He's rounded the table and caught me up out of my chair before I know what's happening. Then I'm pressed against his apron, flour rubbing off on my cheek and his broken gasps of laughter reverberating through my whole body. He sets me down, abruptly, like he didn't realize what he was doing, but his hands remain on my hips. "Thank you," he says, and I realize he's crying under the laughter. He draws me closer again with every word, snugging me against him. "Thank you, _thank_ you."

I'm still trying to fully register what I just did, and I'm half-drunk off the heat of the ovens and the cinnamon-dill scent that radiates from Peeta in dizzying waves, so all I can do is rest my temple against his shoulder and curl my fingers into his shirt. One of his hands moves to my lower back, rubbing in slow, powerful circles right where tension has knotted the muscles. I haven't been held like this since before I can remember. Since my father died, maybe. A shudder of contentment rushes up my spine unbidden.

I lift my head to ask him what his parents will think of this, but the question dies on my lips when I realize how close we are. His eyes, crinkled in a wide grin, roam freely over my face. Then the smile fades, settling into something calmer, something softer but no less intense, and he swallows.

"I –" His nose nudges against my own before he pulls back, sucking in a breath. "I really want to kiss you, Katniss."

And then, because that sweet, sharp ache has manifested in my lips and because I'm still lightheaded and foolishly happy and giddy with how much just changed, I throw my reluctance to the wind and give an eager nod. I rise up on my tiptoes to reach him, which makes him chuckle, and then our faces collide clumsily and _both_ of us are chuckling. The second time we're more careful, and our mouths successfully touch without ramming anyone's nose into anyone else's cheek.

I barely have time to take in the sensations of warmth and pressure and a whisper of wetness before Peeta pulls back just far enough to mumble my name and dives straight back in again, and… Well. It's not amazingly awe-inspiring or life-changing or anything, but it's nice. Really nice. Reassuringly solid and calming and pleasurable, even, and… Mm. I could get used to this.

My mouth relaxes into the kiss, parting just enough for my bottom lip to slide between both of Peeta's, and he takes to this development with vigor. I give a faint, "Mmph," as he begins to suck at my lower lip, worrying it between his teeth. Some deeply ingrained instinct keeps me pressed against him, urging my hands to the back of his head and my hips against his thighs.

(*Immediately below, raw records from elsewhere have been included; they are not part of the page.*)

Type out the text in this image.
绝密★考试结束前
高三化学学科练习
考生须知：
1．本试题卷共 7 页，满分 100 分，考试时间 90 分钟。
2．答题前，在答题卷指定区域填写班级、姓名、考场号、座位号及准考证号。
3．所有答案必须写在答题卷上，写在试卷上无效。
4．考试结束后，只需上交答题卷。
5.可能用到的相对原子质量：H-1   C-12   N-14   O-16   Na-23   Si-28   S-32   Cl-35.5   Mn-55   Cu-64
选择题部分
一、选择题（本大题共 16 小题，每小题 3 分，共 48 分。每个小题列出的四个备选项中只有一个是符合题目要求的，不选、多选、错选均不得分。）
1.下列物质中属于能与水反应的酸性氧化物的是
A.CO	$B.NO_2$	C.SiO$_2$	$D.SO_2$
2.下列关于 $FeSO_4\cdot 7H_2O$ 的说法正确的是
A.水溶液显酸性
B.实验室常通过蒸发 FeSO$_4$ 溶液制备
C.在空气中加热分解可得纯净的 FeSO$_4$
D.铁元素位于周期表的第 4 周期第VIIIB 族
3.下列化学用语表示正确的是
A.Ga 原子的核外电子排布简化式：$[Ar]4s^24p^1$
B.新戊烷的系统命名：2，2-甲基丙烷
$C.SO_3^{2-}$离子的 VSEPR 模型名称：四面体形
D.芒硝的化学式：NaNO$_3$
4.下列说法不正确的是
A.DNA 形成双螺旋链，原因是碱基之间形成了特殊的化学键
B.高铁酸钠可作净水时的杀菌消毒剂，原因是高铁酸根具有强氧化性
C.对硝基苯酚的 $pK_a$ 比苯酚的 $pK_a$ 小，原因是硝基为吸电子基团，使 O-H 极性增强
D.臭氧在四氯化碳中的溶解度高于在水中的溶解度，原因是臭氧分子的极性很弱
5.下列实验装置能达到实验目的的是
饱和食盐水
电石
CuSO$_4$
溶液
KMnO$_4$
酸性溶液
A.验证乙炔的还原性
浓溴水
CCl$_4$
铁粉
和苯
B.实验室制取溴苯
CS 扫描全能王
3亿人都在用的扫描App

My calves burn from keeping me up on tiptoes so long by the time Peeta gives me one last suckle and leans away.

"I can't believe this is real," he says.

"Me either, honestly."

But the surreal feeling is draining away, bit by bit, and the awareness of what's happening hits me in fits and bursts. I'm going to marry. I'm going to marry _Peeta._ It's all so bizarre I can barely convince myself it's not some incredibly detailed fever dream. Me, Katniss Everdeen, the Seam girl who poaches for a living and perpetually has blood under her fingernails, marry one of the most prosperous Merchants in town? How did this happen?

"When?" I murmur in a daze as Peeta rains exuberant kisses over my cheeks, nose and forehead.

"Tomorrow. Today!" he cries lightly, then sobers and steps back to look at me properly. "Or anytime. Soon, though. I…" He ducks his head and gives a sheepish smile. "Call me silly, but I'm afraid if we wait too long this all might disappear, like a dream. I'll turn around and you'll be gone."

He can't seem to keep his hands away from me for more than a few seconds at a time, and every touch draws my attention like a lodestone. A nudge at my side, a thumb at my cheekbone, an arm around my waist, a warm belly brushing my own. He seems enamored of my braid, especially, stroking the tail and touching every flower from tie to scalp. These small displays of affection are fascinating and entirely foreign, and the strangeness of it all nearly overrides the little throbs of pleasure. Nearly, but not quite. I think, if I wasn't so distracted by the newness, I might be frightened by how much I enjoy it.

And, like Peeta, I'm afraid of waiting too long lest everything fall through my fingers and leave me in the same place I was before. Cold and frail and resigned to a life of watching my little sister grow up and get married and leave me alone with my closed-off mother. This morning I was content with that life, but now… Now that I've had a glimpse of something better, I'm not sure I could make myself go back. Not without forever regretting the chance I passed up.

"Tonight," I say. "Let's toast tonight."

"Oh," Peeta breathes, "Are you sure?"

I shrug. "Why wait? Unless there's anything you need to do first."

There isn't, if the jubilant embrace I receive is anything to go by.

* * *

When I return home with another basket in my arms – because Peeta wouldn't hear of sending me away without first presenting me with at least fifteen pounds of baked goods – my mother and sister are sitting at the kitchen table, exactly where I left them.

"Well?" Prim demands, springing up to interrogate me. "What did he say? What did _you_ say? What's that?"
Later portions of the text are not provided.